Otra persona que creaba en la ciudad clima de guerra era Gorki. En efecto, Gorki empezó a mandar crónicas a
El Proletario
. Las tituló «Diario de un miliciano en campaña» y las fechaba invariablemente «en algún lugar del frente de Aragón». En ellas el ex perfumista, alcalde titular, describía las primeras escaramuzas de las columnas Ortiz, Durruti y Ascaso, que era la suya. Sus crónicas tenían aire de cosa directa y vivida, y el día en que una de ellas describió la valentía de Teo manejando una ametralladora, Raimundo el barbero se la leyó lo menos cuatro veces a sus clientes milicianos, que seguían afeitándose gratis.

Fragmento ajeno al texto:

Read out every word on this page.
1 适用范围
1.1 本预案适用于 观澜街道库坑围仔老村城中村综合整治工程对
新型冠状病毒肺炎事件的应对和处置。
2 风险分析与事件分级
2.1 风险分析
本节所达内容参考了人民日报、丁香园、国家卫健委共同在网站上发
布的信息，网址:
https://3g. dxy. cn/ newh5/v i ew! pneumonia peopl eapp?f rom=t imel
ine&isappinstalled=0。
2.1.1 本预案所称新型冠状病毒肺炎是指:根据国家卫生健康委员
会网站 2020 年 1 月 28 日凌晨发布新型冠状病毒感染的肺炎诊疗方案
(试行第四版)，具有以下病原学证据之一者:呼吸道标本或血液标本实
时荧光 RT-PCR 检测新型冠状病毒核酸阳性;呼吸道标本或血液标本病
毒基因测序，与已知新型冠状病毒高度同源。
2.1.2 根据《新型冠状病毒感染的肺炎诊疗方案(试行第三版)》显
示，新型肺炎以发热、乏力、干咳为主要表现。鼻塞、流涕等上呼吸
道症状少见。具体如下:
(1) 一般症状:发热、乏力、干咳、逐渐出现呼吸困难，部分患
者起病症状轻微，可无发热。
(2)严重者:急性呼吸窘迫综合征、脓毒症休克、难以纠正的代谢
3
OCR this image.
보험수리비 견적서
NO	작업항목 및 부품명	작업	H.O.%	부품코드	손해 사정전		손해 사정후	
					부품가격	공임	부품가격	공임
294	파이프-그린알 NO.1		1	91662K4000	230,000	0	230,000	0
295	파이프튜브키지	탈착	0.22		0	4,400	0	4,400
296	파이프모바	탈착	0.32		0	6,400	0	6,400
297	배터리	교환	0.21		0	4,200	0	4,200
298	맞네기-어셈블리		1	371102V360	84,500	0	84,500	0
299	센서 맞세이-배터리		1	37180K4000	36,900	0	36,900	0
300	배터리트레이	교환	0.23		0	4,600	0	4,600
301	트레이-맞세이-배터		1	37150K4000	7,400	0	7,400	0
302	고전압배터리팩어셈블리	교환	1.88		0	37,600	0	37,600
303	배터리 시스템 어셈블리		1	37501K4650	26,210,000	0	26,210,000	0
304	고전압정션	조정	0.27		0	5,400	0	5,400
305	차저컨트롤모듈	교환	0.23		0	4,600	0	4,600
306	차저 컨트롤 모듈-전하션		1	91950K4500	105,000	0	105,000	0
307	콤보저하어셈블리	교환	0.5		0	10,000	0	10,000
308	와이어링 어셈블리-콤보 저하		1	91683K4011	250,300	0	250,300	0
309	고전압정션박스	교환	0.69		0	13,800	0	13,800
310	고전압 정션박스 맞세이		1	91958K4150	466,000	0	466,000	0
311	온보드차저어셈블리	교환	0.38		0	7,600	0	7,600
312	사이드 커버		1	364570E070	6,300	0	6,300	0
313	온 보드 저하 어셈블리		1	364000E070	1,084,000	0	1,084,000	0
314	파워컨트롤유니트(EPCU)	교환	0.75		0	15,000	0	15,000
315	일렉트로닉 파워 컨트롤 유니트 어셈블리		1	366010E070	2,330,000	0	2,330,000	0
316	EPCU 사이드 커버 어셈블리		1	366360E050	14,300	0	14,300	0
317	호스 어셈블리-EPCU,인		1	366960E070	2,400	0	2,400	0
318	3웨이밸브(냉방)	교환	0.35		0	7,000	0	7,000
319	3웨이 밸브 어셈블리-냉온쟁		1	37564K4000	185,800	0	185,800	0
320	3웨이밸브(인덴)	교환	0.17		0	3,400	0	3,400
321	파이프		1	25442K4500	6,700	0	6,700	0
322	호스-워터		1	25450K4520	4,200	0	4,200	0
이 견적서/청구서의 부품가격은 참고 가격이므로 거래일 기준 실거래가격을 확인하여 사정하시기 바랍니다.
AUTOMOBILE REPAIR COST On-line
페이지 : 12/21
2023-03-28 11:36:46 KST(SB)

Además, los textos de Gorki estaban llenos de aciertos expresivos: «Eso te lo habrá dicho el último cabrón que anoche durmió con tu madre». «El Gran Chivato», refiriéndose al sol; «Toma, toma, hoy el Papa se pasea del brazo de Mahoma».

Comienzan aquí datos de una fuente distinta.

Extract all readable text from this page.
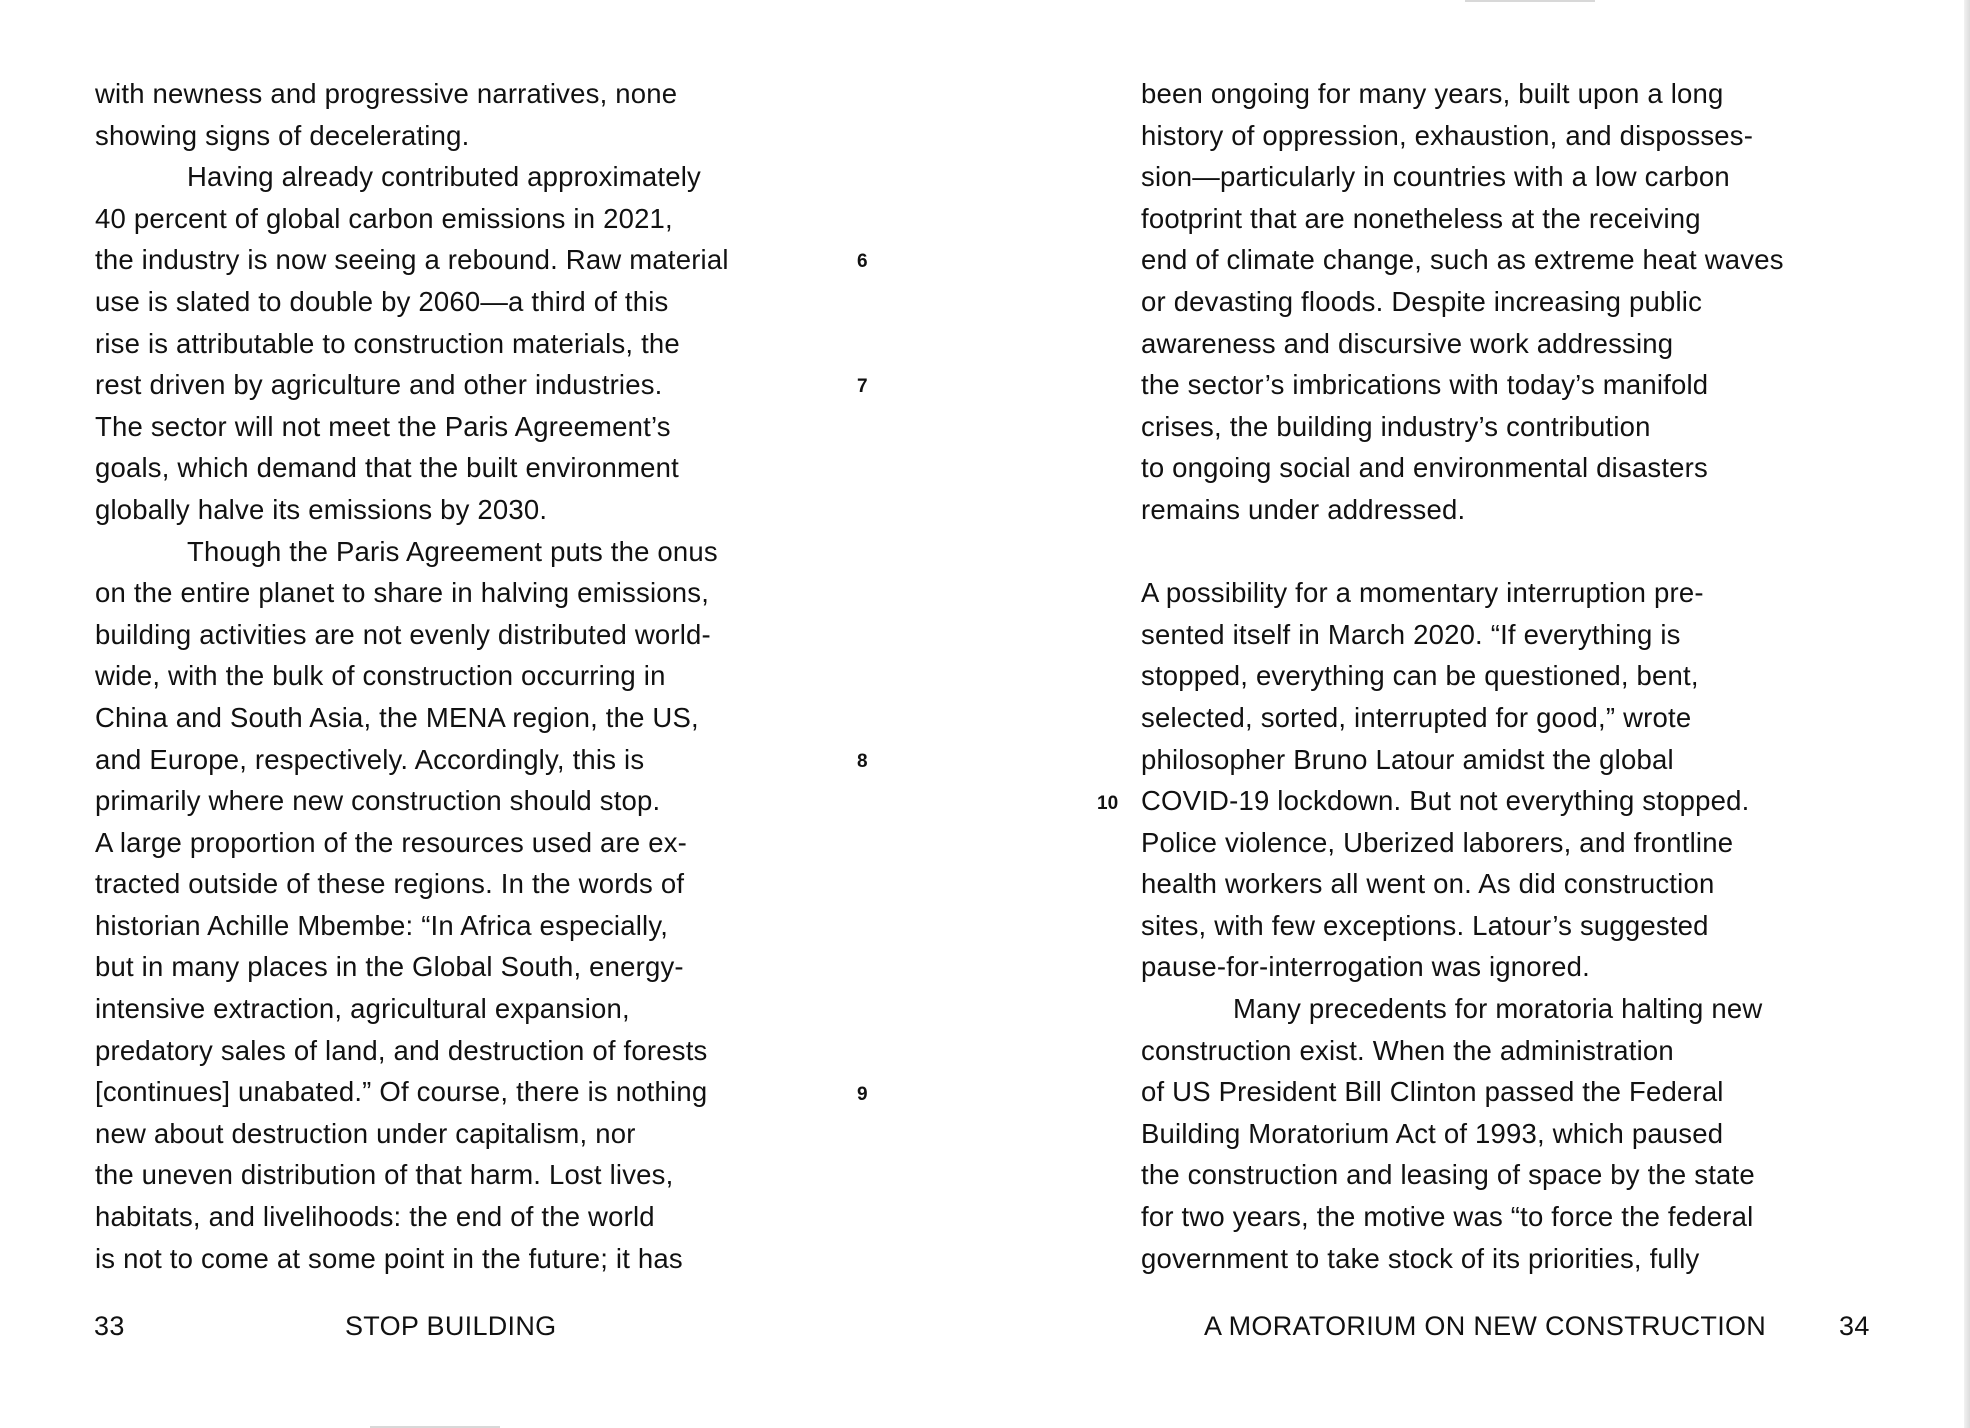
with newness and progressive narratives, none
showing signs of decelerating.
Having already contributed approximately
40 percent of global carbon emissions in 2021,
the industry is now seeing a rebound. Raw material
use is slated to double by 2060—a third of this
rise is attributable to construction materials, the
rest driven by agriculture and other industries.
The sector will not meet the Paris Agreement’s
goals, which demand that the built environment
globally halve its emissions by 2030.
Though the Paris Agreement puts the onus
on the entire planet to share in halving emissions,
building activities are not evenly distributed world-
wide, with the bulk of construction occurring in
China and South Asia, the MENA region, the US,
and Europe, respectively. Accordingly, this is
primarily where new construction should stop.
A large proportion of the resources used are ex-
tracted outside of these regions. In the words of
historian Achille Mbembe: “In Africa especially,
but in many places in the Global South, energy-
intensive extraction, agricultural expansion,
predatory sales of land, and destruction of forests
[continues] unabated.” Of course, there is nothing
new about destruction under capitalism, nor
the uneven distribution of that harm. Lost lives,
habitats, and livelihoods: the end of the world
is not to come at some point in the future; it has
6
7
8
9
33	STOP BUILDING
been ongoing for many years, built upon a long
history of oppression, exhaustion, and disposses-
sion—particularly in countries with a low carbon
footprint that are nonetheless at the receiving
end of climate change, such as extreme heat waves
or devasting floods. Despite increasing public
awareness and discursive work addressing
the sector’s imbrications with today’s manifold
crises, the building industry’s contribution
to ongoing social and environmental disasters
remains under addressed.
A possibility for a momentary interruption pre-
sented itself in March 2020. “If everything is
stopped, everything can be questioned, bent,
selected, sorted, interrupted for good,” wrote
philosopher Bruno Latour amidst the global
COVID-19 lockdown. But not everything stopped.
Police violence, Uberized laborers, and frontline
health workers all went on. As did construction
sites, with few exceptions. Latour’s suggested
pause-for-interrogation was ignored.
Many precedents for moratoria halting new
construction exist. When the administration
of US President Bill Clinton passed the Federal
Building Moratorium Act of 1993, which paused
the construction and leasing of space by the state
for two years, the motive was “to force the federal
government to take stock of its priorities, fully
10
A MORATORIUM ON NEW CONSTRUCTION	34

También contribuyó al clima de guerra el decreto ordenando queda el saludo oficial sería en adelante el puño cerrado a la altura de la sien, o para los que llevaran fusil, el puño cerrado en medio del pecho.

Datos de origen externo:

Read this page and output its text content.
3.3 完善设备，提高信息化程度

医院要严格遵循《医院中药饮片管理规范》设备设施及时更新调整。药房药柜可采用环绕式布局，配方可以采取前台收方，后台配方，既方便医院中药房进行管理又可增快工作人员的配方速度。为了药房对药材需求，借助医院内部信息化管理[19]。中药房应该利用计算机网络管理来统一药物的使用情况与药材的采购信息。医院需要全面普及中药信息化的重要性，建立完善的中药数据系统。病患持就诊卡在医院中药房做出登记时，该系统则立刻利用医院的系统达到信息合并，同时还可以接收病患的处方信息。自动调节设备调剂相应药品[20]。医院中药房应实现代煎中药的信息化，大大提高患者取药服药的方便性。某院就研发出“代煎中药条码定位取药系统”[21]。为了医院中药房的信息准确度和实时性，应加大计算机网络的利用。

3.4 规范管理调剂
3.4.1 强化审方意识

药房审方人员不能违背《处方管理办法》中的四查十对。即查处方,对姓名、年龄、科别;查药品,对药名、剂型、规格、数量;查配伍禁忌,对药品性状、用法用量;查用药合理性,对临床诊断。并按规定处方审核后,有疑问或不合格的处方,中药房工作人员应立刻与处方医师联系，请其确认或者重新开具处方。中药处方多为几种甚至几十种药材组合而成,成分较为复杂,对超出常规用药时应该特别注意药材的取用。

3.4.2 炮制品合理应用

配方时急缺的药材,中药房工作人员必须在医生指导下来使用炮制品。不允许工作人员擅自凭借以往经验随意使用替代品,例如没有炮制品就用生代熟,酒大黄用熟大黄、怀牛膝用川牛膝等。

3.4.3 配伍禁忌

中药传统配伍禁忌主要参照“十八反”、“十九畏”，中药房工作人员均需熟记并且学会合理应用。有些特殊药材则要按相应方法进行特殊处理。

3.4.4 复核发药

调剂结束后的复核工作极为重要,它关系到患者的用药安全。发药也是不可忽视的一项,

La reacción de la gente era, por lo general, diáfana. Muy pocos admitían la posibilidad de una larga lucha. La mayoría de gerundenses daban por descontado el próximo triunfo del bando a que perteneciesen por encima de cualquier examen frío y objetivo. Los argumentos del adversario no hacían mella. Estaba en juego algo tan vital, que a la menor duda se movilizaba todo el ser. Buen ejemplo de ello era la viuda de don Pedro Oriol. Al escuchar los alegatos de Axelrod, lo mismo que al leer el nombre de «Glorioso», aplicado a la aviación «leal», exclamaba para sí: «¡Pronto vais a ver, canallas! A cada puerco le llega su San Martín».
Ignacio seguía también de pe a pa la marcha de los acontecimientos. Su naturaleza juvenil había logrado vencer el vacío que la causara la muerte de César. Su tristeza y su asco seguían intactos; pero podía simultanearlos con deseos y con curiosidad. La carta de su primo José, de Madrid, le retrotrajo a la visita que éste hizo a Gerona. ¡Qué experiencia más grande constituyó para él! Todavía le duraban sus efectos. Recordó con relieve casi punzante el tenaz y sensual rostro de su primo, su negro cabello, ondulado, su voz, poderosa y chillona. Frases literales le vinieron a la memoria: «Las murallas no impiden entrar sino salir». «¿Te vienes conmigo, chachi?» «En Madrid, hasta los socialistas hablan de libertad.» El día en que Ignacio, ambos sentados en el balcón después de cenar, le preguntó si había matado a alguien, José contestó: «¡Tú, a jugar limpio!» ¿Qué habría hecho su primo José bajo aquel sol apasionado e inclemente? ¡Cuántos bidones de gasolina por las iglesias…! Probablemente habría tomado parte en el asalto al Cuartel de la Montaña. Ignacio lo imaginaba por las carreteras de Madrid, al volante de un coche requisado, sembrando el pánico, como se decía que el jinete «fascista» Aldo Rossi lo sembraba por los caminos de Mallorca. Seguro que ahora José se había ido al frente de Aragón. Era un fanático, y posiblemente sería un héroe. Debía de llevar gorra y visera de charol y un brazal amarillo con estrella rojinegra. Las balas lo respetarían, porque era un hombre con suerte y sabía eludir el cuerpo. «¡Hola, cachondas! —les diría a las milicianas en el frente—. ¡A ver si me hacéis pasar un rato agradable!» ¿Por qué no conseguía, como Carmen Elgazu, odiar a su primo?